Back in went the sleepers.
It was the memory of the pain and skin discolouration caused by cheap department store ear studs that prevented me from accepting a piercing invitation from a friend of a friend’s brother. She had dyed jet-black hair and leather pants and was one of several kids I knew who would happily pop safety pins into waiting ears, free of charge. Her technique involved a wine cork, a lighter and a sampler bottle of men’s cologne stolen from the cosmetics section at Woolworths.
Mercifully, 15 year-old me resisted the urge to use aftershave as an antiseptic.
The same cannot be said for 16 year-old me.
While in a Texas/Mexico border town with my parents and my best friend Darla during spring break, I came across a sign on a shack that read: EAR STUDS $5 (INCLUDES PIERCING).
Darla and I were sold. Somehow it didn’t penetrate our teenaged brains that entering a building - inside of which was a dirt floor and a guy named Bug - was a bad idea.
Bug shot a hole in my left ear before I even had a chance to sit down. The pain was exquisite and my shrieks were enough to send Darla for the door in a literal cloud of dust. I paid the $5 owed and spent the next several months trying to shake the infection, with the help of antibiotic cream prescribed by Dr. Baxter who had no words from that day forward.
Today, I’m a mother of a six year-old. She doesn’t know any girls like Paige and – so far - hasn’t asked to have her ears done. But, she has inquired about the holes in my lobes. Mostly she’s curious to know if it hurts to have your ears pierced and my answer is always the same, “YES. Way worse than any skinned knee you’ve ever had.”
The thought of my kiddo’s tiny, pristine ears hanging heavy with metal, makes me shudder. I have friends and family members who have had their children’s ears pierced – some as young as babies. Fine, whatever. To each his (or her) own. But for me, I refused to make a decision about my daughter’s appearance that would stick with her for the rest of her life, before she could even speak.
Her body. Not mine.
If tomorrow she came and begged me for tiny diamond studs, I would repeat the words my mother spoke to me thirty-something years ago. I mean really, my kid loved Dora the Explorer and Calliou just a short time ago. Does she really have any clue at this stage about what she'll want when she’s a grown-up?
The answer is no. And that's why temporary tattoos exist.

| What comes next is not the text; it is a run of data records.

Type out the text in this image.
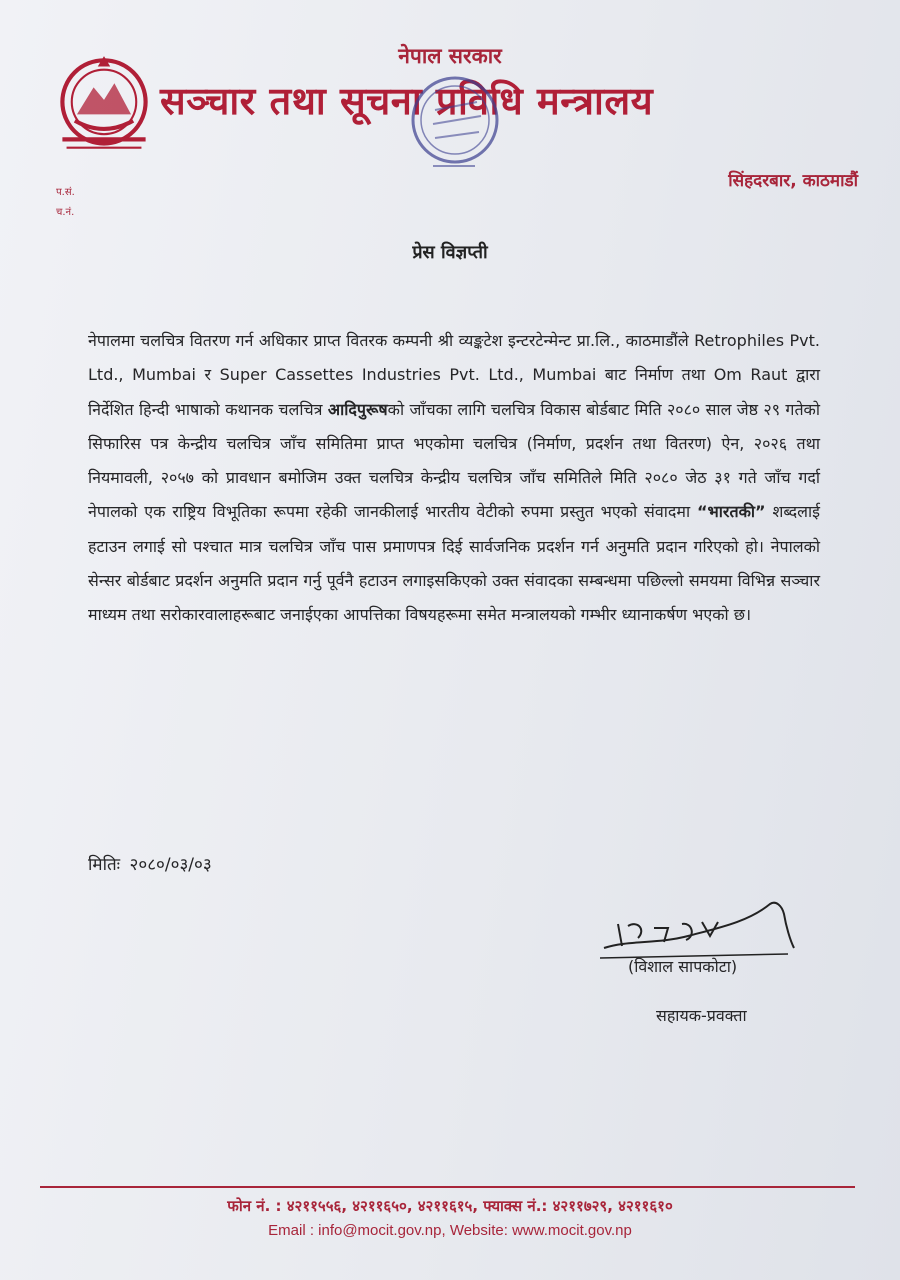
नेपाल सरकार
सञ्चार तथा सूचना प्रविधि मन्त्रालय
सिंहदरबार, काठमाडौं
प.सं.
च.नं.
प्रेस विज्ञप्ती
नेपालमा चलचित्र वितरण गर्न अधिकार प्राप्त वितरक कम्पनी श्री व्यङ्कटेश इन्टरटेन्मेन्ट प्रा.लि., काठमाडौंले Retrophiles Pvt. Ltd., Mumbai र Super Cassettes Industries Pvt. Ltd., Mumbai बाट निर्माण तथा Om Raut द्वारा निर्देशित हिन्दी भाषाको कथानक चलचित्र आदिपुरूषको जाँचका लागि चलचित्र विकास बोर्डबाट मिति २०८० साल जेष्ठ २९ गतेको सिफारिस पत्र केन्द्रीय चलचित्र जाँच समितिमा प्राप्त भएकोमा चलचित्र (निर्माण, प्रदर्शन तथा वितरण) ऐन, २०२६ तथा नियमावली, २०५७ को प्रावधान बमोजिम उक्त चलचित्र केन्द्रीय चलचित्र जाँच समितिले मिति २०८० जेठ ३१ गते जाँच गर्दा नेपालको एक राष्ट्रिय विभूतिका रूपमा रहेकी जानकीलाई भारतीय वेटीको रुपमा प्रस्तुत भएको संवादमा “भारतकी” शब्दलाई हटाउन लगाई सो पश्चात मात्र चलचित्र जाँच पास प्रमाणपत्र दिई सार्वजनिक प्रदर्शन गर्न अनुमति प्रदान गरिएको हो। नेपालको सेन्सर बोर्डबाट प्रदर्शन अनुमति प्रदान गर्नु पूर्वनै हटाउन लगाइसकिएको उक्त संवादका सम्बन्धमा पछिल्लो समयमा विभिन्न सञ्चार माध्यम तथा सरोकारवालाहरूबाट जनाईएका आपत्तिका विषयहरूमा समेत मन्त्रालयको गम्भीर ध्यानाकर्षण भएको छ।
मितिः २०८०/०३/०३
(विशाल सापकोटा)
सहायक-प्रवक्ता
फोन नं. : ४२११५५६, ४२११६५०, ४२११६१५, फ्याक्स नं.: ४२११७२९, ४२११६१०
Email : info@mocit.gov.np, Website: www.mocit.gov.np
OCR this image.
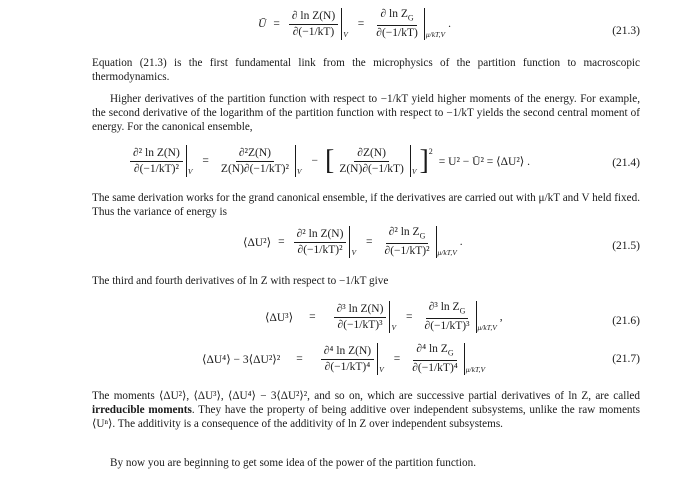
Ū = $\frac{\text{∂ ln Z(N)}}{\partial(-1/kT)}$ V
= $\frac{\partial \ln Z_G}{\partial(-1/kT)} \mu/kT,V$
.
(21.3)

Equation (21.3) is the first fundamental link from the microphysics of the partition function to macroscopic thermodynamics.

Higher derivatives of the partition function with respect to −1/kT yield higher moments of the energy. For example, the second derivative of the logarithm of the partition function with respect to −1/kT yields the second central moment of energy. For the canonical ensemble,

$\frac{\text{∂² ln Z(N)}}{\text{∂(−1/kT)²}}$ V
= $\frac{\text{∂²Z(N)}}{\text{Z(N)∂(−1/kT)²}}$ V
− [ $\frac{\partial Z(N)}{Z(N)\partial(-1/kT)}$ V ]$^2$
= U² − Ū² = ⟨ΔU²⟩ .	(21.4)

The same derivation works for the grand canonical ensemble, if the derivatives are carried out with μ/kT and V held fixed. Thus the variance of energy is

⟨ΔU²⟩ = $\frac{\text{∂² ln Z(N)}}{\text{∂(−1/kT)²}}$ V
= $\frac{\partial^2 \ln Z_G}{\text{∂(−1/kT)²}} \mu/kT,V$
.	(21.5)

The third and fourth derivatives of ln Z with respect to −1/kT give

⟨ΔU³⟩ = $\frac{\text{∂³ ln Z(N)}}{\text{∂(−1/kT)³}}$ V
= $\frac{\partial^3 \ln Z_G}{\text{∂(−1/kT)³}} \mu/kT,V$
,	(21.6)
⟨ΔU⁴⟩ − 3⟨ΔU²⟩² = $\frac{\text{∂⁴ ln Z(N)}}{\text{∂(−1/kT)⁴}}$ V
= $\frac{\partial^4 \ln Z_G}{\text{∂(−1/kT)⁴}} \mu/kT,V$
(21.7)

The moments ⟨ΔU²⟩, ⟨ΔU³⟩, ⟨ΔU⁴⟩ − 3⟨ΔU²⟩², and so on, which are successive partial derivatives of ln Z, are called irreducible moments. They have the property of being additive over independent subsystems, unlike the raw moments ⟨Uⁿ⟩. The additivity is a consequence of the additivity of ln Z over independent subsystems.

By now you are beginning to get some idea of the power of the partition function.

Meanwhile, there are lots of fantastic ways little ones can experience the thrill of pierced ears, without actually piercing their ears. And they are way cooler (and less pinchy) than the clip-on earrings I wore as a child.
BinkDKids make water transfer decals that last for days and give the illusion of pierced ears.
And, slip-on earrings by Lisadora are cool alternatives that look like the real thing.
By the way, in case you’re wondering... the only earrings I wear today are small gold hoops in the two original holes surgically created by my doctor. Meanwhile, my Texas shotgun hole closed up long ago at the back of my ear, yet the front has remained open, sometimes prompting the question, “What is that goo coming out of that spot in your ear?”